The FLSA and Inclement Weather Closures for Private Businesses

The Northeastern part of the United States recently experienced a blizzard, which led to many businesses closing doors and telling employees to stay home. However, for some other businesses, which chose to stay open, employees called in saying they could not make it to work. While Kansas has not had a blizzard (yet), the State is prone to inclement weather from time to time. Employers need to be aware of the options they have in both scenarios described above and should remember that the Fair Labor Standards Act (FLSA) influences how employers are supposed to handle both situations with regard to employee wages. Furthermore, the Department of Labor (DOL) has written an opinion letter (Oct. 24, 2005) on both of these scenarios and is explained below.

Before analyzing both scenarios it is important to remember that the FLSA regulates minimum wage and overtime pay, but has exemptions for both, for an employee employed in a bona fide executive, administrative, or professional capacity. If an employee qualifies for an exemption, they may be paid on a salary basis and such salary is not subject to reduction because of variations in the quality or quantity of the work performed. Furthermore, if an employee is ready, willing and able to work, deductions may not be made for time when work is not available. However, deductions from pay are allowed if an employee is absent from work for one or more full days for personal reasons, other than sickness or accident.

Scenario #1: An employer closes its business because of inclement weather.

• Exempt Employees

If an employer closes its business because of inclement weather, the employer should pay an exempt employee her full salary, as long as the business is closed for less than one full workweek. If an employer were so inclined, the employer could require the exempt employee to use vacation time or paid time off (PTO) for the time that the business is closed due to inclement weather. However, an employer should consider the effect on employees morale if the employer were to require its employees to use PTO for days when the employer determined that the business should be closed.

If an employer does decide to have employees use their PTO and an employee’s PTO would not cover the time the business was closed, the employer could allow the employee to carry a negative PTO balance until she accrued additional leave.

• Non-Exempt Employees

Employees who are non-exempt get paid based on the time they actually work. Therefore, if a business closes because of inclement weather, the employer will not pay the employee for that day, because the employee did not work.

Scenario #2: An employer stays open during inclement weather, but some employees cannot make it in.

• Exempt Employees

Employers who decide to stay open during harsh weather conditions run the risk of employees not being able to make it into work. If an employee is unable to make it into work because of the weather, then the employer may require the employee to use PTO. In the 2005 DOL Letter, it stated that an absence due to inclement weather does not constitute an absence due to sickness or accident.
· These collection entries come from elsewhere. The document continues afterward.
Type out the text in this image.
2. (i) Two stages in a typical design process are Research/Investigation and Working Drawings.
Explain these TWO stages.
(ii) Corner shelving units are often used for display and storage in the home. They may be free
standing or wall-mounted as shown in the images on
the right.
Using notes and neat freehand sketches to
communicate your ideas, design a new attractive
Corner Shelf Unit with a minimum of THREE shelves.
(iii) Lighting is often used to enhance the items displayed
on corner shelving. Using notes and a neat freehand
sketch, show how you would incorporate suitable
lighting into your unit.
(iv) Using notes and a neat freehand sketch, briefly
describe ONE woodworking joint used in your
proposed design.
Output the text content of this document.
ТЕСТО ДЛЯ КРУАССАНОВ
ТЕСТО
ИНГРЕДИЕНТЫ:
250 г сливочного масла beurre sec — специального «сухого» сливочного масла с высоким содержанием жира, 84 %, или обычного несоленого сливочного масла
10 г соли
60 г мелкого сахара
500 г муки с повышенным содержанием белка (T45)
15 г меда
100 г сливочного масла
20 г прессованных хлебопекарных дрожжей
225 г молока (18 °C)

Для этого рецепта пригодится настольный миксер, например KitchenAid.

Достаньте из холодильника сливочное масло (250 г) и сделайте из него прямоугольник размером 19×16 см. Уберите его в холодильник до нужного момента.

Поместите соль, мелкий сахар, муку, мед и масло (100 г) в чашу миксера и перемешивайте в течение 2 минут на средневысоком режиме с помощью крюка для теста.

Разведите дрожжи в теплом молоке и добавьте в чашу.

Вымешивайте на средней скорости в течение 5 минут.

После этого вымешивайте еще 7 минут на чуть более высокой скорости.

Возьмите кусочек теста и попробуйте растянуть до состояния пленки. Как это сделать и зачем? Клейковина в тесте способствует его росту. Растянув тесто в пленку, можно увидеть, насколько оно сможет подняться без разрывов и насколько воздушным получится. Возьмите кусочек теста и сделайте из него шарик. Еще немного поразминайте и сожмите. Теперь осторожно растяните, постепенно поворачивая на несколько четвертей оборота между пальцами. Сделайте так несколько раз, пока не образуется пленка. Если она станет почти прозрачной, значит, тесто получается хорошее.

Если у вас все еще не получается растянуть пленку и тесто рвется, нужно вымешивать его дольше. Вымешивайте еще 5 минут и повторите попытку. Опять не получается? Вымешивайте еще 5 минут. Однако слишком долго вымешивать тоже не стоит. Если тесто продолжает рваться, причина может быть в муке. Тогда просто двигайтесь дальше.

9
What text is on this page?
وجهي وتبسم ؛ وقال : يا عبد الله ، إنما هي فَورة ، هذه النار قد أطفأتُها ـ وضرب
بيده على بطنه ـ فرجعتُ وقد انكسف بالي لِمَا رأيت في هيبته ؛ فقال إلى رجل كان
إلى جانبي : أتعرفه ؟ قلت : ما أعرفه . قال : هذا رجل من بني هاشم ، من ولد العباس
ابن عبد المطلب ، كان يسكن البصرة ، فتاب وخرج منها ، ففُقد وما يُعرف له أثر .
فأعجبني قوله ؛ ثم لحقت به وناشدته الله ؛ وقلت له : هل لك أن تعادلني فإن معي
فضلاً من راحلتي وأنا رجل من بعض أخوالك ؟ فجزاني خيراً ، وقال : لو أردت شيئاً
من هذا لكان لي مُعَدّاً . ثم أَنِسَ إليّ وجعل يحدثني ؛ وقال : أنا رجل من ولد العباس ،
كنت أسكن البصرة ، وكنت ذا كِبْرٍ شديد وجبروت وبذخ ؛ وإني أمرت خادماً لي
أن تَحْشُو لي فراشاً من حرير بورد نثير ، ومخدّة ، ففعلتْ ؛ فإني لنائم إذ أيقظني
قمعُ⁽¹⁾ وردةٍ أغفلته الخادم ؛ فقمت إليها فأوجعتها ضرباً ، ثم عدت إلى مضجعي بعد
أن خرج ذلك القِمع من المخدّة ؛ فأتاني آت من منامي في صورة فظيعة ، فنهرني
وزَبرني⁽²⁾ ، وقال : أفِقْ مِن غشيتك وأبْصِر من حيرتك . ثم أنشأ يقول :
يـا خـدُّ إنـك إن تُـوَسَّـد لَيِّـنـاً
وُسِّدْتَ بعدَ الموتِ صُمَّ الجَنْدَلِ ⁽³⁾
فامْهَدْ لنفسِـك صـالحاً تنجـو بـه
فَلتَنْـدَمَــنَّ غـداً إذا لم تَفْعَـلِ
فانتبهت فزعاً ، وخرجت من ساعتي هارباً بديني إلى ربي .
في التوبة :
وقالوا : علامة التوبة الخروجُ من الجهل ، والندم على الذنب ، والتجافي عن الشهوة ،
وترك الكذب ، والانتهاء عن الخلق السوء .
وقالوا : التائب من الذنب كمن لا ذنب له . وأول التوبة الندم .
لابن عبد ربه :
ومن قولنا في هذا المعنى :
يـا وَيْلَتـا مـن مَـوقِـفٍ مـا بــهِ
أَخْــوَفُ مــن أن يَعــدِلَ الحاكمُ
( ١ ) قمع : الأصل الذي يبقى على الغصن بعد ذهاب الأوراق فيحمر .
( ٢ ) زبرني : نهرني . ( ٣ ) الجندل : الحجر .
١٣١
Therefore if an employee is absent because of inclement weather, then she is absent for personal reasons. It should be noted that if the office is open, and an exempt employee has no accrued PTO to cover her time off, she may be placed on leave without pay for the day she failed to report. However, if the employee was gone for less than a full day, then there cannot be a deduction from salary.

• Non-Exempt Employees

As before, non-exempt employees are paid based on the time they work and therefore do not need to be paid for days they cannot make it into work because of bad weather.

Employers should think about implementing a written policy (if they do not already have one) concerning inclement weather based closures and how it will or will not affect their employees’ wages or PTO. It is never a bad idea to have open and clear channels of communications between employer and employees and a written policy is often the most effective.